Si comme moi New History Warfare Vol 2 vous avait soufflé en 2011, il ne faudrait pas manquer cet EP passé un peu inaperçu contrairement à son nouvel album. Un peu de présentation quand même au cas où des non initiés me liraient : ce colosse est sûrement le joueur d'instruments à anche le plus connu de la scène indé. Un magicien du saxophone basse réputé pour sa maîtrise parfaite de la respiration circulaire et sa capacité à sortir les sons les plus improbables avec un jeu très physique. Une technique qui lui a permis de collaborer avec de gros noms de la scène (GY!BE, Arcade Fire, TV on the Radio, The National, et surtout Bon Iver qui chante parfois sur ses compositions - pour ne citer qu'eux) ou des icônes aussi variées que Tom Waits, Anthony Braxton et Laurie Anderson qui vient parler – évidemment – sur "Vol II : Judges". Par exemple là : http://www.youtube.com/watch?v=9hQG8O982J0, c'est bibi.
A noter qu'il enregistre la partie instrumentale sans overdub à proprement parler : une seule prise mais avec une panoplie de micros disposés un peu partout sur le saxo ce qui lui permet d'avoir une palette sonore dense et diverse avec la résonance et les sons parasites, et même une percussion en tapotant ou forçant sur ses clés.
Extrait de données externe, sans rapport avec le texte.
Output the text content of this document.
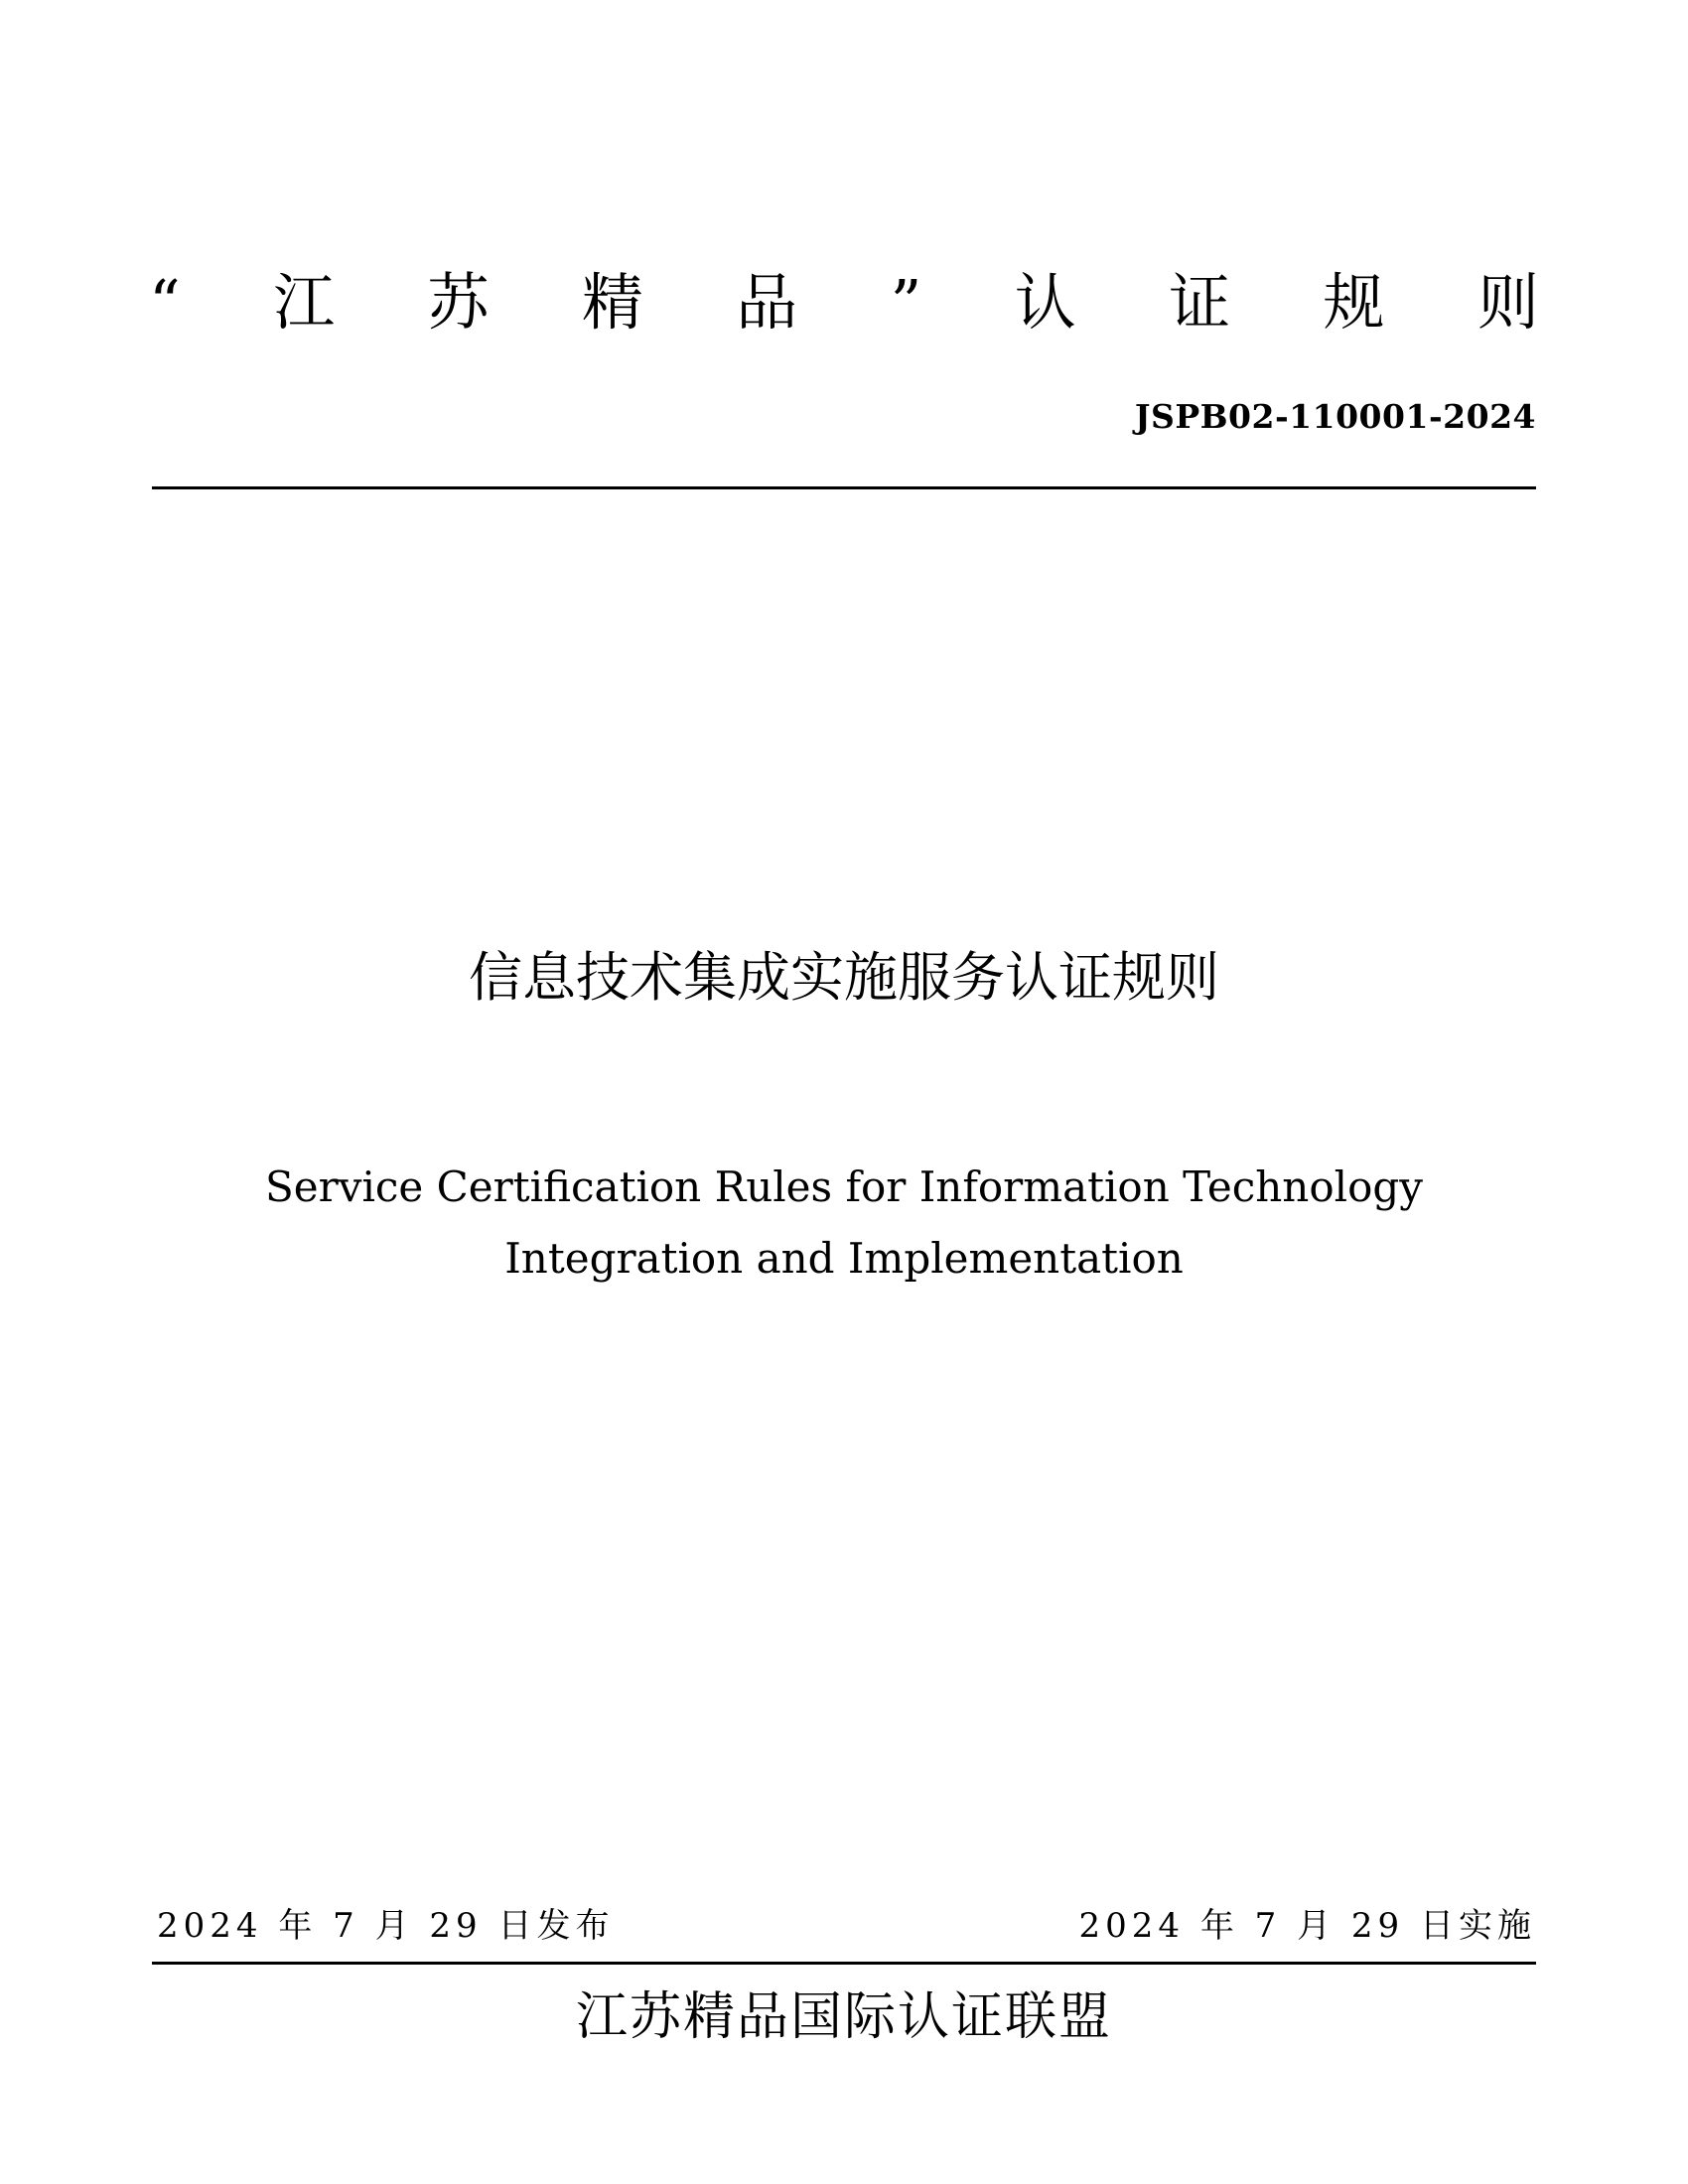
“ 江 苏 精 品 ” 认 证 规 则
JSPB02-110001-2024
信息技术集成实施服务认证规则
Service Certification Rules for Information Technology
Integration and Implementation
2024 年 7 月 29 日发布	2024 年 7 月 29 日实施
江苏精品国际认证联盟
Le tout étant post produit avec Ben Frost.
Forcément ce n'est pas la musique la plus accessible et mélodieuse (mon père aura rapidement fait des remarques à base d'éléphants et de sirènes de pompier) mais pour de l'avant garde c'est quand même abordable et pas élitiste pour un sou – tout passe par les textures renversantes.
Cet EP, c'est avant tout sa piste éponyme, peut-être la pièce la plus nuancée, rythmée et spirituelle de son catalogue grâce à une voix (intérieure ou extérieure, je ne sais pas) très chorale, là où la plupart de ses morceaux font intervenir un discours, un chant ou des cris à la fois viscéraux et pas vraiment humains. D'entrée, il y a une superbe alternance entre le tumulte chaotique du saxophone et la fluidité de la mélodie synchronisé à la percussion dans les premières minutes. Elle constitue pour moi sa sainte trinité avec Judges et To see more light.
L'autre morceau, de 10 minutes aussi, est plus direct et répétitif. De la sorte qu'on pense aux motifs d'un musicien comme Philip Glass (particulièrement « The Grid » sur la BO de Koyaanisqatsi sur le premier mouvement). La formule est peut être un peu trop limitée et agressive pour atteindre son niveau mais reste bluffante. Comme l'ensemble de l'oeuvre du bonhomme.